The stem comes in +/-6 degree option (it is set up in the positive configuration as stock. The elastomers need to be flipped when installing if you want negative rise) or a +30 degree option, which is unlikely to be of much interest to the GritCX crowd, but would presumably add some comfort to a city bike or hybrid. Our test spec stem came in a 90mm length.

  • Available in +/-6 degree or +30 degree high-rise versions
  • +/-6 degree available in 90, 100, 110, and 120mm lengths.
  • +30 degree available in 100mm length.
  • Includes 5 swappable elastomers (2 pre-installed, 3 additional) to customize the ride feel for your bike, weight, and riding style.
  • Effective suspension travel – Up to 20mm (drop bar road bike), up to 10mm (flat bar road bike).
  • Minimal design blends with modern road bikes.
  • Fits standard 1-1/8 inch steerer tubes
  • Fits 31.8mm handlebars (25.4mm and 26.0mm shims available)
The stem comes with five elastomers in total.

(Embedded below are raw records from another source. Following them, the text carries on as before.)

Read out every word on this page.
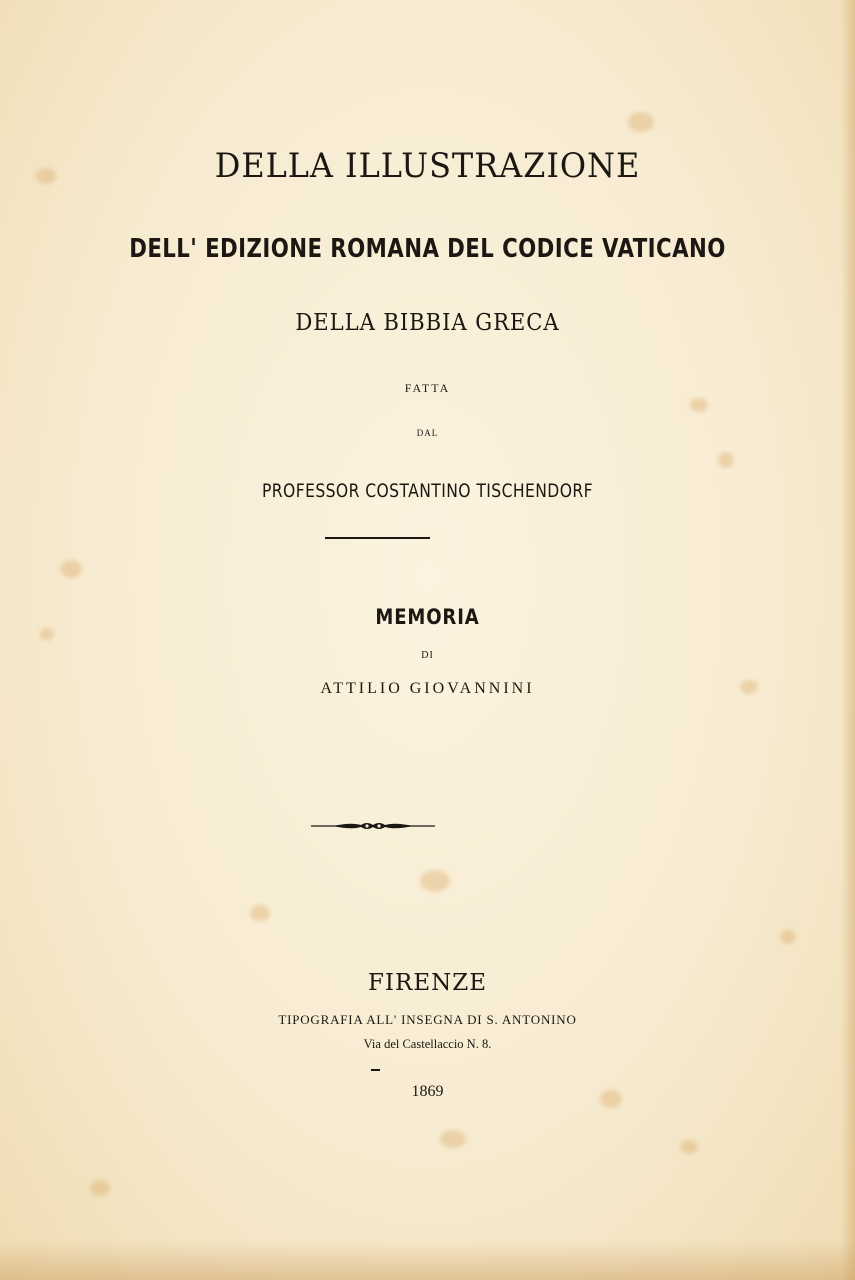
DELLA ILLUSTRAZIONE
DELL' EDIZIONE ROMANA DEL CODICE VATICANO
DELLA BIBBIA GRECA
FATTA
DAL
PROFESSOR COSTANTINO TISCHENDORF
MEMORIA
DI
ATTILIO GIOVANNINI
FIRENZE
TIPOGRAFIA ALL' INSEGNA DI S. ANTONINO
Via del Castellaccio N. 8.
1869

Two are already in the stem.

Testing

We’ll swap the stem across a few test bikes and report back on how much comfort the ShockStop brings. It’s an interesting idea and probably the “cleanest” looking of all the comfort solutions out there at the moment. We are also very, very proud of ourselves for getting through the entire First Look without mentioning Girvin Flexstems. Until now. Damn it.

Pivot!

Comments (4)

    Problem solved cheaper by using larger volume tyres (if they fit).

    What? A whole article about a suspension stem, including references to the “bikes of our youth” and not a word on the girvin flex stem?

    Not the most original idea to re-create a 20year old product

    Oh ok, last line. Missed that. But why would you try to avoid mentioning a well known comparable product?

    I fitted one last week and it does exactly what it should, without any negatives. It’s a red herring to compare it to a flex stem.